ONG teria ficado com 80% do dinheiro doado à família de Amarildo

De um total de 350 mil reais, apenas 60 mil chegaram à família na compra de uma casa e mobília. Diretor da ONG é assessor do deputado estadual Marcelo Freixo (PSOL).

amarildo

Quando o pedreiro Amarildo desapareceu em julho de 2013 depois de ter sido torturado e morto por policiais militares, iniciou-se uma campanha para ajudar a família do pedreiro, que teve sua condição de pobreza agravada após sua morte. Para ajudá-la, surgiu a campanha “Somos Todos Amarildo”, que arrecadou R$ 310 mil reais em dois eventos organizados pela empresária e produtora Paula Lavigne. No entanto, muito pouco desse dinheiro chegou às mãos da família.

Com a compra de uma casa e de mobília, foram gastos, respectivamente, 50.000 e 10.000 reais. O restante do dinheiro – 250.000 reais – ficou com o Instituto de Defesa dos Direitos Humanos (DDH), ONG que se tornou notória por defender black blocs e tem, entre seus diretores, um assessor do deputado estadual Marcelo Freixo (PSOL), o advogado Thiago de Souza Melo.
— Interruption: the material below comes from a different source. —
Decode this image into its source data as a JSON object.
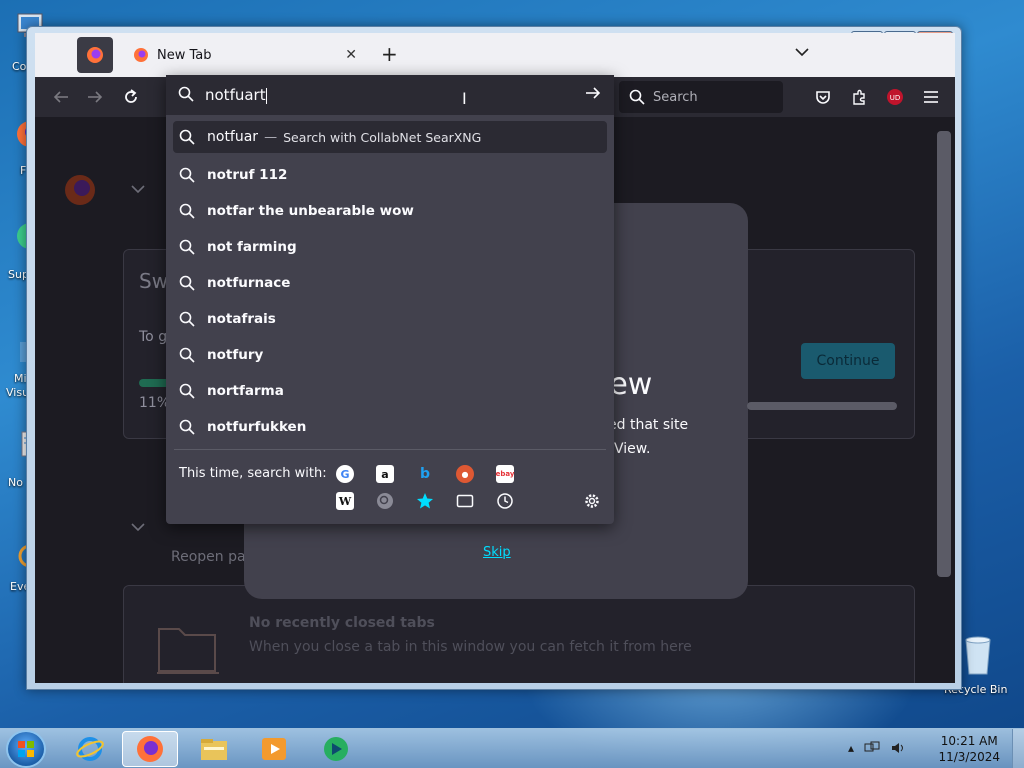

Segundo a matéria da Veja, um dos organizadores do evento informou que a família sabia que não ficaria com o total do valor arrecadado, mas o filho mais velho de Amarildo, Anderson Dias, de 21 anos, afirmou que metade do montante foi prometido a eles, e não apenas os 19,35% aos quais tiveram acesso, que só deu para comprar uma casa com vários problemas estruturais.

Segundo Anderson, a casa que a família recebeu é uma construção antiga, com defeitos na rede elétrica e na parte hidráulica. Devido aos problemas encontrados, os filhos procuraram o advogado João Tancredo, presidente do DDH, para saber sobre a possibilidade de uma reforma. “Fiz um orçamento no valor de 45.000 reais. Mas Tancredo me disse que não tinha mais dinheiro”, afirma.

O valor destinado aos móveis também não foi suficiente para comprar itens básicos, como mesa, cadeiras e fogão. De acordo com Elizabeth, viúva de Amarildo, ela precisou pedir o cartão da cunhada emprestado para terminar de mobiliar a casa.

O advogado da ONG, João Tancredo, afirmou que o acordo previa o repasse de R$ 250 mil para a DDH, que, segundo ele, destinará o dinheiro a um “projeto ainda indefinido” que tratará de casos semelhantes ao de Amarildo. Só não se lembraram de avisar isso à família e aos doadores que participaram dos eventos.